In linguistics study, we quickly learn that all language is patterned. Although the actual words we produce vary widely, the process of production does not. The process of constructing baby talk was found to be consistent across kids from 15 different languages. When any two people who do not speak overlapping languages come together and try to speak, the process is the same. When we look at any large body of data, we quickly learn that just about any linguistic phenomena is subject to statistical likelihood. Grammatical patterns govern the basic structure of what we see in the corpus. Variations in language use may tweak these patterns, but each variation is a patterned tweak with its own set of statistical likelihoods. Variations that people are quick to call bastardizations are actually patterned departures from what those people consider to be “standard” english. Understanding “differences not defecits” is a crucially important part of understanding and processing language, because any variation, even texting shorthand, “broken english,” or slang, can be better understood and used once its underlying structure is recognized.
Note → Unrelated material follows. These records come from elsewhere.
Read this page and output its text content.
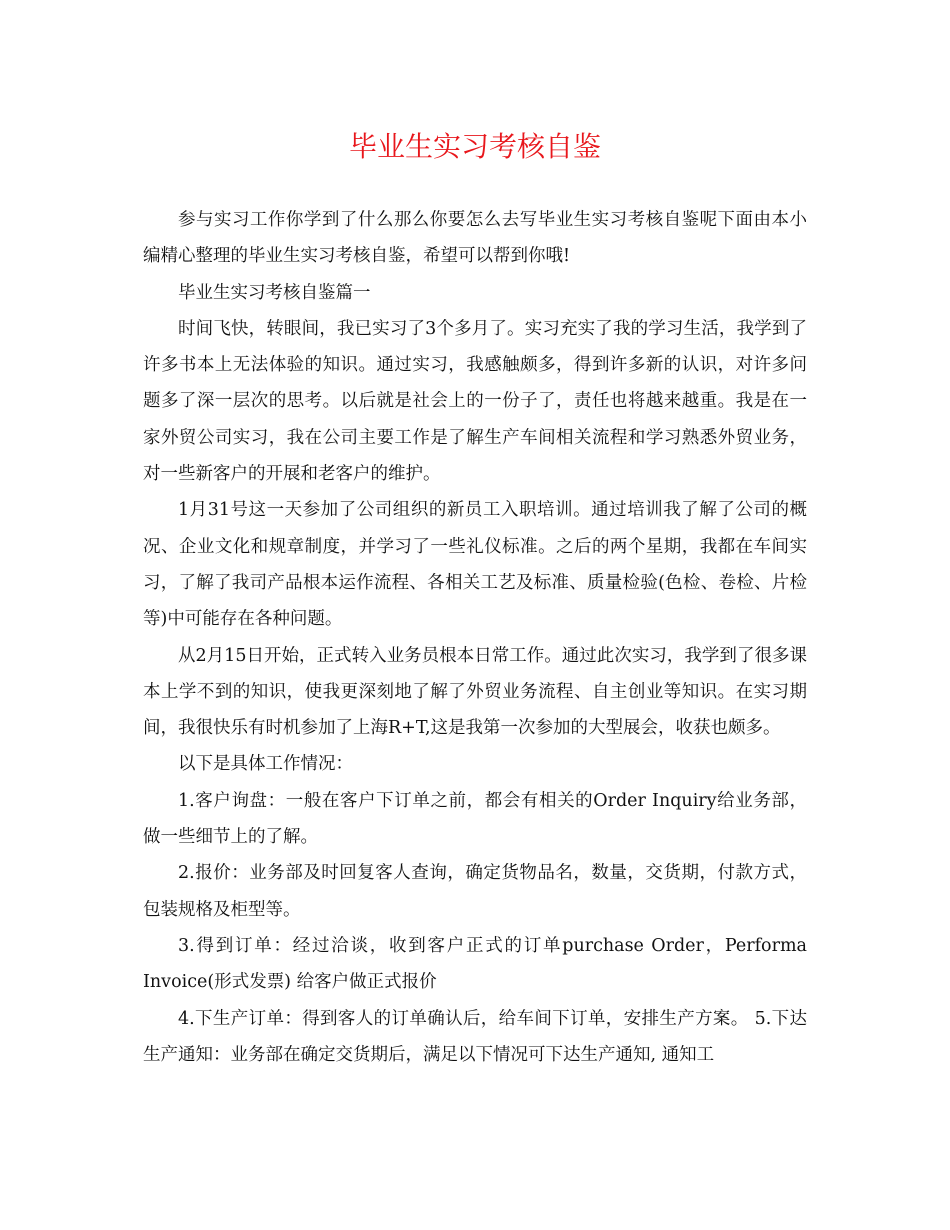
毕业生实习考核自鉴

参与实习工作你学到了什么那么你要怎么去写毕业生实习考核自鉴呢下面由本小编精心整理的毕业生实习考核自鉴，希望可以帮到你哦!

毕业生实习考核自鉴篇一

时间飞快，转眼间，我已实习了3个多月了。实习充实了我的学习生活，我学到了许多书本上无法体验的知识。通过实习，我感触颇多，得到许多新的认识，对许多问题多了深一层次的思考。以后就是社会上的一份子了，责任也将越来越重。我是在一家外贸公司实习，我在公司主要工作是了解生产车间相关流程和学习熟悉外贸业务，对一些新客户的开展和老客户的维护。

1月31号这一天参加了公司组织的新员工入职培训。通过培训我了解了公司的概况、企业文化和规章制度，并学习了一些礼仪标准。之后的两个星期，我都在车间实习，了解了我司产品根本运作流程、各相关工艺及标准、质量检验(色检、卷检、片检等)中可能存在各种问题。

从2月15日开始，正式转入业务员根本日常工作。通过此次实习，我学到了很多课本上学不到的知识，使我更深刻地了解了外贸业务流程、自主创业等知识。在实习期间，我很快乐有时机参加了上海R+T,这是我第一次参加的大型展会，收获也颇多。

以下是具体工作情况：

1.客户询盘：一般在客户下订单之前，都会有相关的Order Inquiry给业务部，做一些细节上的了解。

2.报价：业务部及时回复客人查询，确定货物品名，数量，交货期，付款方式，包装规格及柜型等。

3.得到订单：经过洽谈，收到客户正式的订单purchase Order，Performa Invoice(形式发票) 给客户做正式报价

4.下生产订单：得到客人的订单确认后，给车间下订单，安排生产方案。 5.下达生产通知：业务部在确定交货期后，满足以下情况可下达生产通知, 通知工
The patterns in language extend beyond grammar to word usage. The most frequent words in a corpus are function words such as “a” and “the,” and the most frequent collocations are combinations like “and the” or “and then it.” These patterns govern the findings of a lot of investigations into textual data. A certain phrase may show up as a frequent member of a dataset simply because it is a common or lexicalized expression, and another combination may not appear because it is more rare- this could be particularly problematic, because what is rare is often more noticeable or important.
Here are some good starter questions to ask to better understand your textual data:
1) Where did this data come from? What was it’s original purpose and context?
2) What did the speakers intend to accomplish by producing this text?
3) What type of data or text, or genre, does this represent?
4) How was this data collected? Where is it from?
5) Who are the speakers? What is their relationship to eachother?
6) Is there any cohesion to the text?
7) What language is the text in? What is the linguistic background of the speakers?
8) Who is the intended audience?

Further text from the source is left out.